Fig. 5. Cl. Simon et J. Miró,
Femmes, 1965

Fig. 6. Cl. Simon et J. Miró,
Femmes, 1965

Fig. 7. Correspondance Dessin/Texte

L’hypothèse est rendue crédible par l’intérêt connu de Jacques Dupin pour le « surgissement de l’œuvre [plutôt] qu’à l’œuvre finie » [43]. Mais, précisons-le aussitôt, ce « dactylogramme » ne reproduit pas le dernier des manuscrits déposés à Doucet – un seul coup d’œil aux joints de ligne, qui diffèrent, suffit pour s’en convaincre  – mais un document produit pour ou par l’éditeur. Son statut de reproduction reste, autant que celui des images, flous : « agrandissement photographique de la copie dactylographique » nous dit-on dans Derrière le Miroir [44]. Ce « double » d’un double a probablement été produit – comme tous les autres tapuscrits de l’écrivain à partir de 1962 – par la compagne de l’écrivain, Réa Simon [45]. On aurait mieux compris la mise en scène du texte de Simon, s’il s’était agi d’un tapuscrit de Bernard Heidsieck ou de Denis Roche qui tapaient eux-mêmes leur texte [46] et possédaient une pratique expérimentée (et originale) de la mise en page. Ici le tapuscrit détonne par son absence de relief, et le lecteur se demande pourquoi on lui inflige, agrandi environ deux fois, la reproduction d’un tapuscrit « fictif » [47] dénué de saveur plastique. Le choix de ce mode de reproduction et de cette présentation dactylographique constitue une curiosité éditoriale qui n’indique ni ses mécanismes ni sa motivation.

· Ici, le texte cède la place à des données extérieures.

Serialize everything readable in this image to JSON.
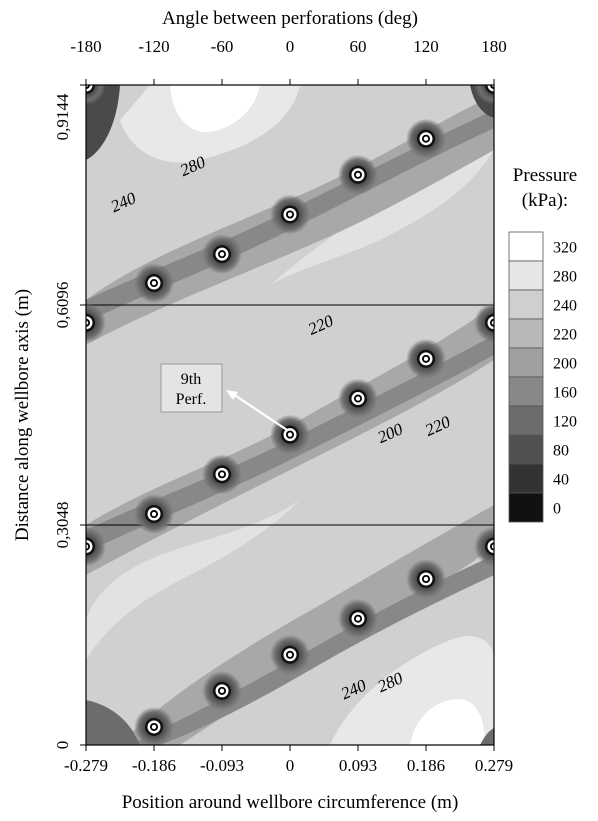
{
  "chart_data": {
    "type": "heatmap",
    "subtype": "filled-contour",
    "top_axis": {
      "label": "Angle between perforations (deg)",
      "ticks": [
        "-180",
        "-120",
        "-60",
        "0",
        "60",
        "120",
        "180"
      ],
      "values": [
        -180,
        -120,
        -60,
        0,
        60,
        120,
        180
      ]
    },
    "x_axis": {
      "label": "Position around wellbore circumference (m)",
      "ticks": [
        "-0.279",
        "-0.186",
        "-0.093",
        "0",
        "0.093",
        "0.186",
        "0.279"
      ],
      "values": [
        -0.279,
        -0.186,
        -0.093,
        0,
        0.093,
        0.186,
        0.279
      ],
      "range": [
        -0.279,
        0.279
      ]
    },
    "y_axis": {
      "label": "Distance along wellbore axis (m)",
      "ticks": [
        "0",
        "0,3048",
        "0,6096",
        "0,9144"
      ],
      "values": [
        0,
        0.3048,
        0.6096,
        0.9144
      ],
      "range": [
        0,
        0.9144
      ]
    },
    "legend": {
      "title_line1": "Pressure",
      "title_line2": "(kPa):",
      "placement": "right",
      "levels": [
        "320",
        "280",
        "240",
        "220",
        "200",
        "160",
        "120",
        "80",
        "40",
        "0"
      ],
      "colors": [
        "#ffffff",
        "#e6e6e6",
        "#cfcfcf",
        "#b8b8b8",
        "#a0a0a0",
        "#888888",
        "#6c6c6c",
        "#505050",
        "#333333",
        "#111111"
      ]
    },
    "grid_lines_y": [
      0.3048,
      0.6096
    ],
    "perforations": [
      {
        "x": -0.279,
        "y": 0.9144
      },
      {
        "x": 0.279,
        "y": 0.9144
      },
      {
        "x": 0.186,
        "y": 0.84
      },
      {
        "x": 0.093,
        "y": 0.79
      },
      {
        "x": 0,
        "y": 0.735
      },
      {
        "x": -0.093,
        "y": 0.68
      },
      {
        "x": -0.186,
        "y": 0.64
      },
      {
        "x": -0.279,
        "y": 0.585
      },
      {
        "x": 0.279,
        "y": 0.585
      },
      {
        "x": 0.186,
        "y": 0.535
      },
      {
        "x": 0.093,
        "y": 0.48
      },
      {
        "x": 0,
        "y": 0.43
      },
      {
        "x": -0.093,
        "y": 0.375
      },
      {
        "x": -0.186,
        "y": 0.32
      },
      {
        "x": -0.279,
        "y": 0.275
      },
      {
        "x": 0.279,
        "y": 0.275
      },
      {
        "x": 0.186,
        "y": 0.23
      },
      {
        "x": 0.093,
        "y": 0.175
      },
      {
        "x": 0,
        "y": 0.125
      },
      {
        "x": -0.093,
        "y": 0.075
      },
      {
        "x": -0.186,
        "y": 0.025
      }
    ],
    "contour_labels": [
      {
        "text": "280",
        "x": -0.13,
        "y": 0.795
      },
      {
        "text": "240",
        "x": -0.225,
        "y": 0.745
      },
      {
        "text": "220",
        "x": 0.045,
        "y": 0.575
      },
      {
        "text": "200",
        "x": 0.14,
        "y": 0.425
      },
      {
        "text": "220",
        "x": 0.205,
        "y": 0.435
      },
      {
        "text": "240",
        "x": 0.09,
        "y": 0.07
      },
      {
        "text": "280",
        "x": 0.14,
        "y": 0.08
      }
    ],
    "annotation": {
      "line1": "9th",
      "line2": "Perf.",
      "points_to": {
        "x": 0,
        "y": 0.43
      }
    }
  }
}
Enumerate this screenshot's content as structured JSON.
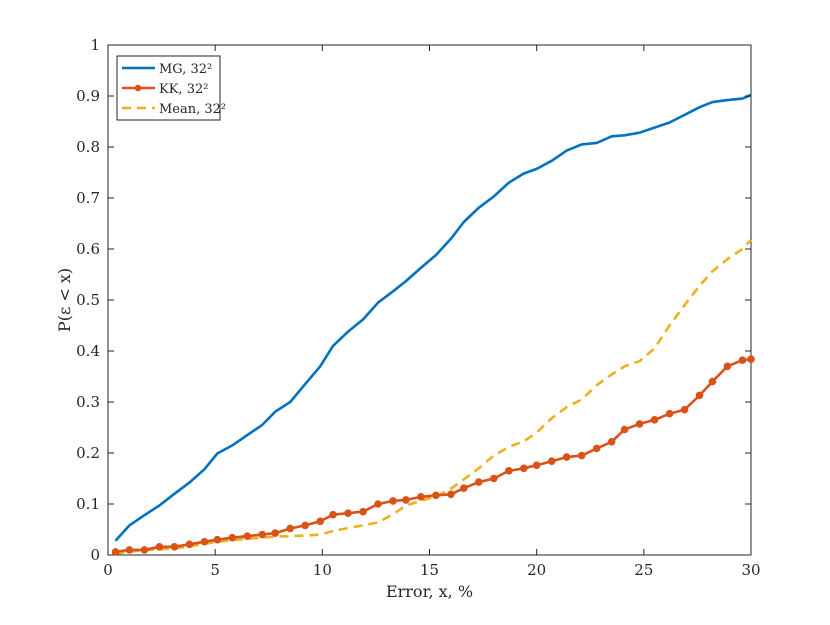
{
  "chart_data": {
    "type": "line",
    "title": "",
    "xlabel": "Error, x, %",
    "ylabel": "P(ε < x)",
    "xlim": [
      0,
      30
    ],
    "ylim": [
      0,
      1
    ],
    "xticks": [
      "0",
      "5",
      "10",
      "15",
      "20",
      "25",
      "30"
    ],
    "yticks": [
      "0",
      "0.1",
      "0.2",
      "0.3",
      "0.4",
      "0.5",
      "0.6",
      "0.7",
      "0.8",
      "0.9",
      "1"
    ],
    "grid": false,
    "legend_position": "top-left",
    "series": [
      {
        "name": "MG, 32²",
        "color": "#0072BD",
        "style": "solid",
        "markers": false,
        "x": [
          0.35,
          1.0,
          1.7,
          2.4,
          3.1,
          3.8,
          4.5,
          5.1,
          5.8,
          6.5,
          7.2,
          7.8,
          8.5,
          9.2,
          9.9,
          10.5,
          11.2,
          11.9,
          12.6,
          13.3,
          13.9,
          14.6,
          15.3,
          16.0,
          16.6,
          17.3,
          18.0,
          18.7,
          19.4,
          20.0,
          20.7,
          21.4,
          22.1,
          22.8,
          23.5,
          24.1,
          24.8,
          25.5,
          26.2,
          26.9,
          27.6,
          28.2,
          28.9,
          29.6,
          30.0
        ],
        "y": [
          0.028,
          0.058,
          0.078,
          0.097,
          0.12,
          0.142,
          0.168,
          0.199,
          0.215,
          0.235,
          0.255,
          0.281,
          0.3,
          0.335,
          0.37,
          0.41,
          0.438,
          0.462,
          0.495,
          0.517,
          0.537,
          0.563,
          0.588,
          0.62,
          0.653,
          0.681,
          0.703,
          0.73,
          0.748,
          0.757,
          0.773,
          0.793,
          0.805,
          0.808,
          0.821,
          0.823,
          0.828,
          0.838,
          0.848,
          0.863,
          0.878,
          0.888,
          0.892,
          0.895,
          0.902
        ]
      },
      {
        "name": "KK, 32²",
        "color": "#D95319",
        "style": "solid",
        "markers": true,
        "x": [
          0.35,
          1.0,
          1.7,
          2.4,
          3.1,
          3.8,
          4.5,
          5.1,
          5.8,
          6.5,
          7.2,
          7.8,
          8.5,
          9.2,
          9.9,
          10.5,
          11.2,
          11.9,
          12.6,
          13.3,
          13.9,
          14.6,
          15.3,
          16.0,
          16.6,
          17.3,
          18.0,
          18.7,
          19.4,
          20.0,
          20.7,
          21.4,
          22.1,
          22.8,
          23.5,
          24.1,
          24.8,
          25.5,
          26.2,
          26.9,
          27.6,
          28.2,
          28.9,
          29.6,
          30.0
        ],
        "y": [
          0.006,
          0.01,
          0.01,
          0.016,
          0.016,
          0.021,
          0.026,
          0.03,
          0.034,
          0.037,
          0.04,
          0.043,
          0.052,
          0.058,
          0.066,
          0.079,
          0.082,
          0.085,
          0.1,
          0.106,
          0.108,
          0.114,
          0.117,
          0.119,
          0.131,
          0.143,
          0.15,
          0.165,
          0.17,
          0.176,
          0.184,
          0.192,
          0.195,
          0.209,
          0.222,
          0.246,
          0.257,
          0.265,
          0.277,
          0.285,
          0.313,
          0.34,
          0.37,
          0.382,
          0.384
        ]
      },
      {
        "name": "Mean, 32²",
        "color": "#EDB120",
        "style": "dashed",
        "markers": false,
        "x": [
          0.35,
          1.0,
          1.7,
          2.4,
          3.1,
          3.8,
          4.5,
          5.1,
          5.8,
          6.5,
          7.2,
          7.8,
          8.5,
          9.2,
          9.9,
          10.5,
          11.2,
          11.9,
          12.6,
          13.3,
          13.9,
          14.6,
          15.3,
          16.0,
          16.6,
          17.3,
          18.0,
          18.7,
          19.4,
          20.0,
          20.7,
          21.4,
          22.1,
          22.8,
          23.5,
          24.1,
          24.8,
          25.5,
          26.2,
          26.9,
          27.6,
          28.2,
          28.9,
          29.6,
          30.0
        ],
        "y": [
          0.003,
          0.006,
          0.01,
          0.011,
          0.013,
          0.017,
          0.022,
          0.026,
          0.029,
          0.032,
          0.034,
          0.036,
          0.037,
          0.038,
          0.04,
          0.047,
          0.053,
          0.058,
          0.064,
          0.08,
          0.097,
          0.106,
          0.115,
          0.13,
          0.148,
          0.17,
          0.195,
          0.212,
          0.223,
          0.24,
          0.268,
          0.29,
          0.305,
          0.333,
          0.354,
          0.37,
          0.38,
          0.405,
          0.45,
          0.49,
          0.528,
          0.556,
          0.58,
          0.6,
          0.618
        ]
      }
    ]
  }
}
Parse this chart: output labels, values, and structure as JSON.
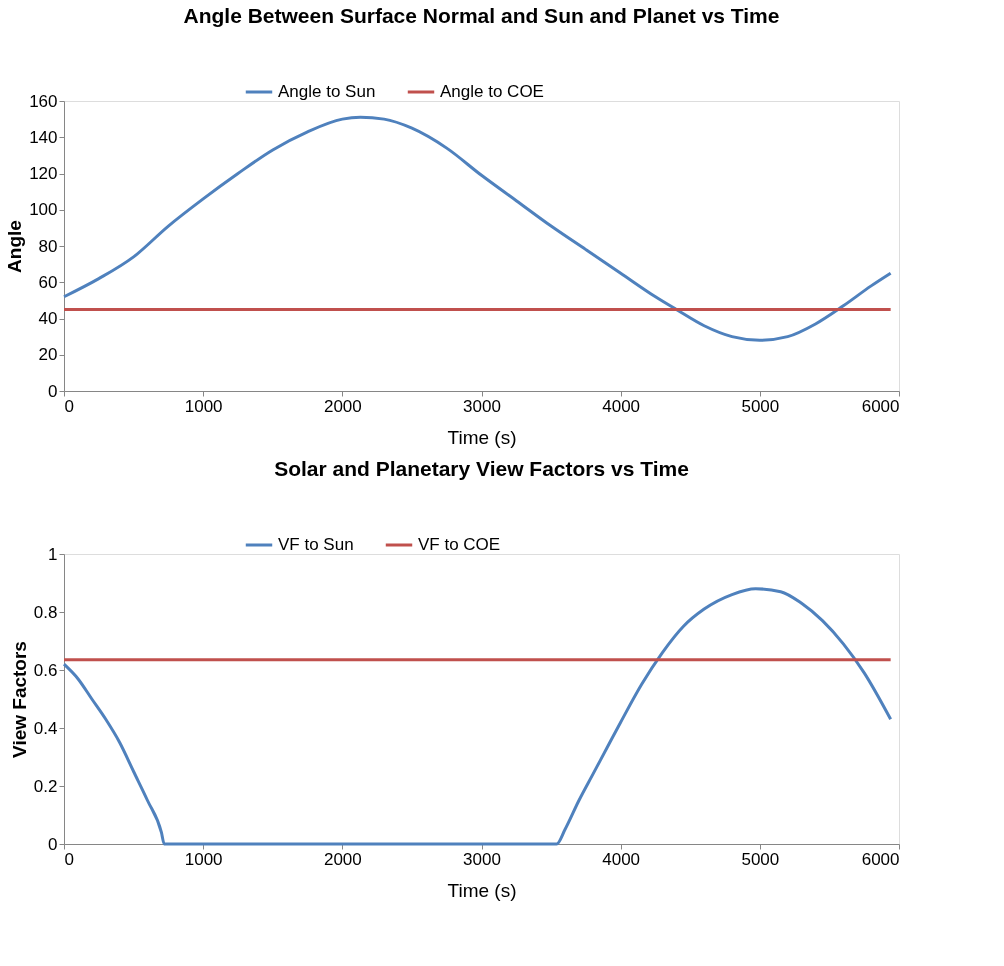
{
  "chart_data": [
    {
      "type": "line",
      "title": "Angle Between Surface Normal and Sun and Planet vs Time",
      "xlabel": "Time (s)",
      "ylabel": "Angle",
      "xlim": [
        0,
        6000
      ],
      "xticks": [
        0,
        1000,
        2000,
        3000,
        4000,
        5000,
        6000
      ],
      "ylim": [
        0,
        160
      ],
      "yticks": [
        0,
        20,
        40,
        60,
        80,
        100,
        120,
        140,
        160
      ],
      "grid": false,
      "legend": "top",
      "marker": "none",
      "line_style": "solid",
      "series": [
        {
          "name": "Angle to Sun",
          "color": "#4f81bd",
          "x": [
            0,
            250,
            500,
            750,
            1000,
            1250,
            1500,
            1750,
            2000,
            2130,
            2300,
            2500,
            2750,
            3000,
            3250,
            3500,
            3750,
            4000,
            4250,
            4400,
            4600,
            4800,
            5000,
            5200,
            5400,
            5600,
            5800,
            5940
          ],
          "values": [
            52,
            62,
            74,
            91,
            106,
            120,
            133,
            143,
            150,
            151,
            150,
            145,
            134,
            119,
            105,
            91,
            78,
            65,
            52,
            45,
            36,
            30,
            28,
            30,
            37,
            47,
            58,
            65
          ]
        },
        {
          "name": "Angle to COE",
          "color": "#c0504d",
          "x": [
            0,
            5940
          ],
          "values": [
            45,
            45
          ]
        }
      ]
    },
    {
      "type": "line",
      "title": "Solar and Planetary View Factors vs Time",
      "xlabel": "Time (s)",
      "ylabel": "View Factors",
      "xlim": [
        0,
        6000
      ],
      "xticks": [
        0,
        1000,
        2000,
        3000,
        4000,
        5000,
        6000
      ],
      "ylim": [
        0,
        1
      ],
      "yticks": [
        0,
        0.2,
        0.4,
        0.6,
        0.8,
        1
      ],
      "grid": false,
      "legend": "top",
      "marker": "none",
      "line_style": "solid",
      "series": [
        {
          "name": "VF to Sun",
          "color": "#4f81bd",
          "x": [
            0,
            100,
            200,
            300,
            400,
            500,
            600,
            700,
            720,
            3540,
            3600,
            3700,
            3800,
            3900,
            4000,
            4150,
            4300,
            4450,
            4600,
            4800,
            4970,
            5150,
            5300,
            5450,
            5600,
            5750,
            5940
          ],
          "values": [
            0.62,
            0.57,
            0.5,
            0.43,
            0.35,
            0.25,
            0.15,
            0.04,
            0,
            0,
            0.05,
            0.15,
            0.24,
            0.33,
            0.42,
            0.55,
            0.66,
            0.75,
            0.81,
            0.86,
            0.88,
            0.87,
            0.83,
            0.77,
            0.69,
            0.59,
            0.43
          ]
        },
        {
          "name": "VF to COE",
          "color": "#c0504d",
          "x": [
            0,
            5940
          ],
          "values": [
            0.635,
            0.635
          ]
        }
      ]
    }
  ]
}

Le texte de Simon se fond ainsi dans le moule d’une écriture « droite, rigide, sans modulation » [48] – celle de la machine à écrire – dans une mise en page minimaliste, marquée par l’aller-retour du chariot, affichant un texte grossi que coupe parfois abruptement un trait de fin de ligne. Le caractère anguleux des caractères dactylographiques utilisés dans Femmes tranche d’autant plus sur le papier quand on les compare avec la liberté des lettrages épais et quasi-calligraphiques figurant sur la couverture du livre (fig. 4) ou celle des bois aux formes rondes et épaisses imaginés par Miró pour le « frontispice » et de la page de titre (fig. 5). La grandeur imposante des pages oblige le lecteur à s’attarder sur la facture de ce texte dactylographié (fig. 6) et à constater les blancs inter-lettrés identiques, trouant le gris du texte publié de lézardes et d’accrocs très inhabituels dans ce type d’ouvrages : ainsi de ce « e » qui refuse de se coaguler dans l’« o » du « nœud ». C’est tout le paradoxe d’un texte dont la dimension visible s’affiche à l’outrance mais en l’absence de sens manifeste de cette visibilité, à part pour évoquer, de façon cryptique, le surgissement de l’œuvre. Dépassant ces différents filtres, le lecteur ne se trouvera pas davantage aidé, s’il tente cerner le lien qui unit le texte aux images qu’il précède.

 

c. Un texte et des images : l’écart à l’œuvre.

 

Le texte de Simon couvre les pages 9 à 20 de l’ouvrage édité chez Maeght. Il précède donc les images dont il émane et qui lui succèdent sans numérotation paginale, mais pourvues de leurs légendes au verso. La présentation séparée du texte et des planches et l’assemblage en feuilles semblent conforter l’idée que les deux composants sont indépendants et détachés. Une dissymétrie tacite s’impose par ailleurs entre la collection d’images titrée et numérotée Femmes (les quatre séries comportant respectivement 6, 2, 5, 10 planches) et un texte dénué de titre développant sur une douzaine de pages, 69 alinéas continus uniquement séparés par des blancs, sans capitale initiale ni point de clôture. Aucune mention paratextuelle ne permet par ailleurs de rattacher, dans l’ouvrage édité, un passage du texte simonien, continu dans sa forme, à une (ou plusieurs) des planches discontinues de Femmes. La succession des alinéas (ou « paragraphes » ou « séquences » ou « fragments » ou « strophes », les termes employés qui diffèrent selon les critiques illustrent le caractère indécidable de ce texte) ne constitue pas par ailleurs une « histoire », ni même des « personnages » mais plutôt une « trajectoire » et des « figures » [49] dont le lien avec les planches se dérobe au lecteur qui tente de comprendre ce qu’il lit et de lier ensemble ce qu’il découvre de façon successive. L’écart et la désunion s’imposent, on le voit, à chaque strate du dispositif texte-image dans un brouillage dont on ne peut pas se dire, cette fois, qu’il n’a pas été voulu par l’écrivain.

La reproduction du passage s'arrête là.